DEV Community

Discussion on: What's Your Approach to Data Migration & Database Versioning?

Collapse
 
rouilj profile image
John P. Rouillard

I'm the current maintainer for the Roundup Issue Tracker. This is a somewhat unique application in that it supports both nosql (kv store) and sql (sqlite, postresql, mariadb/mysql) primary databases. Also the database is designed to be modified by a schema written in Python code.

The user can modify the database at will adding/removing tables and relationships. Roundup code migrates the backend database to the new schema automatically. The current user defined schema is stored in a serialized form in the database. It is up to the tracker admin to track addition/removal of fields using their favorite VCS on the tracker's schema.py file.

The serialized schema also tracks the database version that describes what relationships are defined and what data types are used under the hood. This changes with the Roundup Tracker software release. For example a string() property defined in the schema could be a varchar, blob, or text in the backend.

The CLI for the issue tracker includes a migrate command that changes the schema version when an upgrade is installed. It is responsible for running the alter commands on the db. If the database version does not match the version expected by the software, it will exit with an error.

Next month's 2.3.0 release changed the schema . The underlying type used for storing an expiration timestamp changed to prevent truncation. This bumps the schema version from 7 to 8. A prior release bumped the version as it added indexes that were present only in new installations but not in older upgraded databases.

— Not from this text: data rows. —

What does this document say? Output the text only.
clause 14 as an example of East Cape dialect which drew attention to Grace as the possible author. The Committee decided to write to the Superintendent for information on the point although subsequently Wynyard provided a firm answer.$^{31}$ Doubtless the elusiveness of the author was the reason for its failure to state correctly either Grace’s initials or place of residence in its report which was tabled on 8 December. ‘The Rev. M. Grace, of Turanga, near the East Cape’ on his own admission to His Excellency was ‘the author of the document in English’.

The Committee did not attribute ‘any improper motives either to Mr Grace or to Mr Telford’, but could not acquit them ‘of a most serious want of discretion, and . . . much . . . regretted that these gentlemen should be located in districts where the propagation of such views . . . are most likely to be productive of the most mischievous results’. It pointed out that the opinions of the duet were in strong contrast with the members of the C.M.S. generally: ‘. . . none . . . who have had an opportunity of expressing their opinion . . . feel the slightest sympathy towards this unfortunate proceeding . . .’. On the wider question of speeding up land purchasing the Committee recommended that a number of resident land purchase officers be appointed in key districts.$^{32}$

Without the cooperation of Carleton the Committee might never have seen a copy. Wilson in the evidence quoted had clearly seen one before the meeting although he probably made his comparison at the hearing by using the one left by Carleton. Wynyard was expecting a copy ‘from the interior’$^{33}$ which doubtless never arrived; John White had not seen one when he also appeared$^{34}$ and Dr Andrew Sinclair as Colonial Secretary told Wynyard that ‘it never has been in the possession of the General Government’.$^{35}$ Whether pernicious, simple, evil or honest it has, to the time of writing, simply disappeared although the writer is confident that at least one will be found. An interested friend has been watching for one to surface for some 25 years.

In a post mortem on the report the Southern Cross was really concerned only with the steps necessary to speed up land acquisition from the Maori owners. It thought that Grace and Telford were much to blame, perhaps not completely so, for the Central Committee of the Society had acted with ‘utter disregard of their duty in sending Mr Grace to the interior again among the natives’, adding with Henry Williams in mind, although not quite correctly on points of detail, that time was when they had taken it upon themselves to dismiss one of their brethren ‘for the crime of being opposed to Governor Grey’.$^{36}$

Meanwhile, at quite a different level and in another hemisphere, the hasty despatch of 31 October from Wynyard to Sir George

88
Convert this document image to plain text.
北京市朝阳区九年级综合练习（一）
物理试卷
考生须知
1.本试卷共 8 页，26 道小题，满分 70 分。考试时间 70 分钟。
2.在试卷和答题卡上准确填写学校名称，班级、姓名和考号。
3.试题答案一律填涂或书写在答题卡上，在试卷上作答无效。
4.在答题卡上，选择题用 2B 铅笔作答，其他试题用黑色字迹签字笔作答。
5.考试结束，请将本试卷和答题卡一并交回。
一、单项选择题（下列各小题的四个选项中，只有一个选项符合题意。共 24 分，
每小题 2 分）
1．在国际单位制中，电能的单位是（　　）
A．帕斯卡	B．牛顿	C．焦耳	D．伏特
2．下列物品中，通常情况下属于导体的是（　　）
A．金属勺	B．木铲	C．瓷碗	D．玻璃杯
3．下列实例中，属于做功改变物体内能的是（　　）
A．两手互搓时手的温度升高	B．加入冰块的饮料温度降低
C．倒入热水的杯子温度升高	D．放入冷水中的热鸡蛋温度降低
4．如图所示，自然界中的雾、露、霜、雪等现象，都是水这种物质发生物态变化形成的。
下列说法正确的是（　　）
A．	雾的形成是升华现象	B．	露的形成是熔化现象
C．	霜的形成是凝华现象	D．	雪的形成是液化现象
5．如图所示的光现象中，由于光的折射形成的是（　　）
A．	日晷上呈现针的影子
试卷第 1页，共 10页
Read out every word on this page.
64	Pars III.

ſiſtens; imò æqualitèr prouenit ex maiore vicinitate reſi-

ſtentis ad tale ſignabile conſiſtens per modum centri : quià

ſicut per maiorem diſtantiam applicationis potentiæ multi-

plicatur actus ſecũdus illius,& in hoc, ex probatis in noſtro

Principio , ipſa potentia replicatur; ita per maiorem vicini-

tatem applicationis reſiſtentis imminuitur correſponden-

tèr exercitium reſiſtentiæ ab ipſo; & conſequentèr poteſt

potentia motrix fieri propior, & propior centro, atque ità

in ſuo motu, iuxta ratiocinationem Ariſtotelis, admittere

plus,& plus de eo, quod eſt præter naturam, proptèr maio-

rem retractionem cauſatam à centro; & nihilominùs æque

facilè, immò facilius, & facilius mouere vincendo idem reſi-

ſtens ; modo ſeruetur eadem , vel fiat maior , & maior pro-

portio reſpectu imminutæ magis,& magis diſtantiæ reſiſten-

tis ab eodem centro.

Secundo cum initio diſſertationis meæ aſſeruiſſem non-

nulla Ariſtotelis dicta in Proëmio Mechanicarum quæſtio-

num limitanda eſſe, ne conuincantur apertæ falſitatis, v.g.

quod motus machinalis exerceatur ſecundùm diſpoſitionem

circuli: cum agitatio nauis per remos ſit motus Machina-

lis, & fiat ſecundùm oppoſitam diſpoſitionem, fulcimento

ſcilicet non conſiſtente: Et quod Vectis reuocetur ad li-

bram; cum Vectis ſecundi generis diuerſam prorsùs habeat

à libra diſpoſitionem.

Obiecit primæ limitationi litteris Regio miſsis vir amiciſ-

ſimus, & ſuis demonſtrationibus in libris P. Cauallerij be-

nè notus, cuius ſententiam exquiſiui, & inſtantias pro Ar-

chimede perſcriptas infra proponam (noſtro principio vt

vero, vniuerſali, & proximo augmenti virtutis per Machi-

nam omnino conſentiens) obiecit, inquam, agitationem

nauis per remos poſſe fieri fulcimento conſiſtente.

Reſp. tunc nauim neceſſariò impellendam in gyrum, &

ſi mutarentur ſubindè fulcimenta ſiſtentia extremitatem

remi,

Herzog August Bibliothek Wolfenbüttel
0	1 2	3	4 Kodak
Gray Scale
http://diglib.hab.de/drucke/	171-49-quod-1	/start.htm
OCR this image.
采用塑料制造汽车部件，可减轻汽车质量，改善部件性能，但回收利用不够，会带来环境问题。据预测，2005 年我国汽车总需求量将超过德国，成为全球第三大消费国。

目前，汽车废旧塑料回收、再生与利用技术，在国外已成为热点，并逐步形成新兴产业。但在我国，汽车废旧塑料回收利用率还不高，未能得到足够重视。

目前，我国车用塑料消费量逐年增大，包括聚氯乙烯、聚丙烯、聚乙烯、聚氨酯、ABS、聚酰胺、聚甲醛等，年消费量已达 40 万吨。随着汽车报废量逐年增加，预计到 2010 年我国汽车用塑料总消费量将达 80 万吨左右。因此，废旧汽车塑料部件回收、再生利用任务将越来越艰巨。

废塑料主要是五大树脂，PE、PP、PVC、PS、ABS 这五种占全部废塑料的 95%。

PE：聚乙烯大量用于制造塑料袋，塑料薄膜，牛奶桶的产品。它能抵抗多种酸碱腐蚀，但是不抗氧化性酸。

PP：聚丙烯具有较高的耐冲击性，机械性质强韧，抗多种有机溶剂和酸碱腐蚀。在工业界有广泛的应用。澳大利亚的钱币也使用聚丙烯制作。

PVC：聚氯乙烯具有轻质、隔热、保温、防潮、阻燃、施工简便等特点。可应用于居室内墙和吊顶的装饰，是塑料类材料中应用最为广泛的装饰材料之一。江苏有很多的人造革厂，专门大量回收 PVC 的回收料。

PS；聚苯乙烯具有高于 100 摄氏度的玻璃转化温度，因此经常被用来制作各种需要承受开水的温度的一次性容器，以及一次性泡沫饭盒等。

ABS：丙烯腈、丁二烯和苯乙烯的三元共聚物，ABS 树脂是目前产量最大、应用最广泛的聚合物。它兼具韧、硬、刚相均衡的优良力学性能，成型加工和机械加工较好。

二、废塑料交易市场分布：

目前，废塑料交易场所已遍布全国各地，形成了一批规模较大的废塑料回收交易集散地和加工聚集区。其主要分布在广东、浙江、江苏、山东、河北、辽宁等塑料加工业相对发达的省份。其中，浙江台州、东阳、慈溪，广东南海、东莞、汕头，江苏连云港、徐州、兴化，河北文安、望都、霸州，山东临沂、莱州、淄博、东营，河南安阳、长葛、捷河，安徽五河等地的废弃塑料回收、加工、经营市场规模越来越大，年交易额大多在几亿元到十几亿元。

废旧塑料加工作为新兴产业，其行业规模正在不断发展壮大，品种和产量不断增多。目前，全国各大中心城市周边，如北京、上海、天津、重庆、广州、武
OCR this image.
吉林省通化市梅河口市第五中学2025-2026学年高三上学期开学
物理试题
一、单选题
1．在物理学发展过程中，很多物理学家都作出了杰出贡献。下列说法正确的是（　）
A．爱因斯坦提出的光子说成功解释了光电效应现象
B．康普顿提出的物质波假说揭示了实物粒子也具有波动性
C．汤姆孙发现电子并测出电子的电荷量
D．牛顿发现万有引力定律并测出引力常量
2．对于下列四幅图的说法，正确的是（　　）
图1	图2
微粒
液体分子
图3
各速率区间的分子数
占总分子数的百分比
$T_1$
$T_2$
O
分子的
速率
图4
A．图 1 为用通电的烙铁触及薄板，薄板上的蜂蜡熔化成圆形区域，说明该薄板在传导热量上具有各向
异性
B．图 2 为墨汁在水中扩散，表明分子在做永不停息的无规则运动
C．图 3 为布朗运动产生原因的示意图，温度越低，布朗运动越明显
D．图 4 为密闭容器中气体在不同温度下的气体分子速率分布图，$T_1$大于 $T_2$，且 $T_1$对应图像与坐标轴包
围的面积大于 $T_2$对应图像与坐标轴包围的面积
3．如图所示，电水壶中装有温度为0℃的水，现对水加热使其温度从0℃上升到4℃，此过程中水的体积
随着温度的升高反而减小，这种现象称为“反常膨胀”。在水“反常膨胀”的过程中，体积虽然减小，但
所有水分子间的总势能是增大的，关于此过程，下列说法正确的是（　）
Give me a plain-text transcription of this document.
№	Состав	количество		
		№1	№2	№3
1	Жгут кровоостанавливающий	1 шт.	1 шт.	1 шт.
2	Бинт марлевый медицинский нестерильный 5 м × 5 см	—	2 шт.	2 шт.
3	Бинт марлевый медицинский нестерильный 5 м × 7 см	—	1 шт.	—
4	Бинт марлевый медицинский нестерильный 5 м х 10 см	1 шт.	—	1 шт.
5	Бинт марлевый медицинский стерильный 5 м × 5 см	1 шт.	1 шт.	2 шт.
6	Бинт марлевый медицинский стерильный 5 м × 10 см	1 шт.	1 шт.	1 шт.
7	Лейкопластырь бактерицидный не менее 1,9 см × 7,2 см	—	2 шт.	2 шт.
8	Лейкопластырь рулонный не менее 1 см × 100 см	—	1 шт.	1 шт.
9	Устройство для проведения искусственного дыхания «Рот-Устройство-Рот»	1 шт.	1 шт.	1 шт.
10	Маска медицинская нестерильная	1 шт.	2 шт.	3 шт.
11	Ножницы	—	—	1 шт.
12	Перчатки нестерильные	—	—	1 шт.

The supported migration path is one way (upgrade). You can manually downgrade the schema version if you need to go to a prior version of the software. (The tests for the last 3 migrations roll back the migration changes as part of testing the forward migration.)

Data integrity is maintained by never deleting data by default. Instead data is retired, so it's still available for record keeping, auditing etc., but is hidden so it doesn't get reused. You can make changes required for GDPR to remove users while still maintaining the referential integrity of the database but with loss of auditing info.